Visivamente cio’ che ci appare può sembrare “russo” o “americano”, ma questi
marcatori geografici di un’epoca precedente sono ancora utili a comprendere il
carattere della nostra epoca ? La mia tesi non ritiene che le forze distruttive delle quali scrivo siano tutte interconnesse. Piuttosto, intendo che queste forze distruttive attraversano i nostri confini concettuali – termini e categorie che usiamo per pensare all’economia, alla politica, alla diversità degli stati-nazione
e alle ideologie dal comunismo al capitalismo. Ma lo fanno in modi che sono invisibili al nostro occhio concettuale. In questo senso, allora, io li descrivo come concettualmente sotterranei. Sono complessi da comprendere.

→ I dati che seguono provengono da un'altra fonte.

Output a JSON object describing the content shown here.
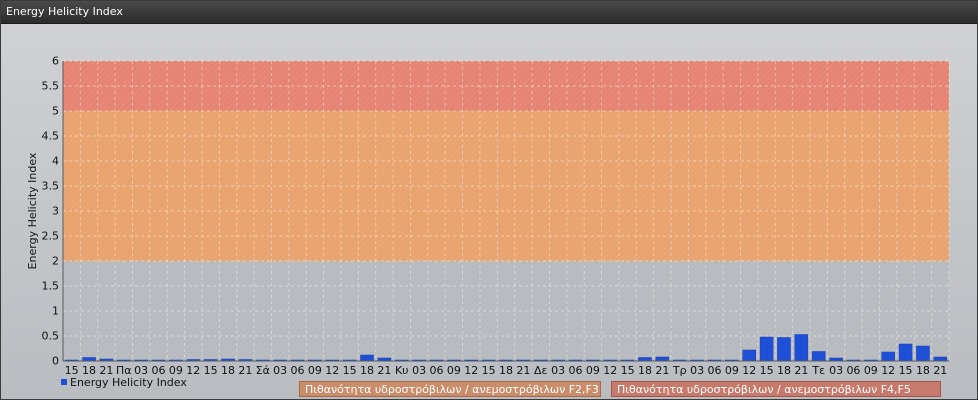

Piu’ un sistema e’ complesso e più e’ difficile da capire, più e’ difficile individuarne le responsabilità, e più è difficile per chiunque vi sia coinvolto sentirsi responsabile. Quando le forze distruttive si manifestano e diventano visibili, il problema è quello di interpretarle. Gli strumenti che abbiamo a disposizione per questo non sono aggiornati, e cosi’ ricadiamo nelle nostre categorie familiari: si parla di governi che non sono fiscalmente responsabili, famiglie che accumulano più debito di quanto non siano in grado di gestire, allocazioni di capitale che sono inefficienti a causa della troppa regolamentazione, e cosi’ via.

[…]

La popolazione di rifugiati ha un maggiore impatto economico sul Sud del mondo che sul Nord Globale. Il Pakistan ha sperimentato il più grande impatto economico, con 605 rifugiati per ogni dollaro americano del suo PIL pro-capite,
seguito rispettivamente dalla Repubblica Democratica del Congo e dal Kenya con 399 e 321 rifugiati per ogni dollaro di PIL pro capite. In contrasto, la Germania ha subito un impatto minimo sulla sua economia dalla sua popolazione di rifugiati,
con 15 rifugiati per ogni dollaro di PIL pro capite. Chiaramente, l’impatto economico puo’ essere minimo anche se l’impatto sociale può essere alto.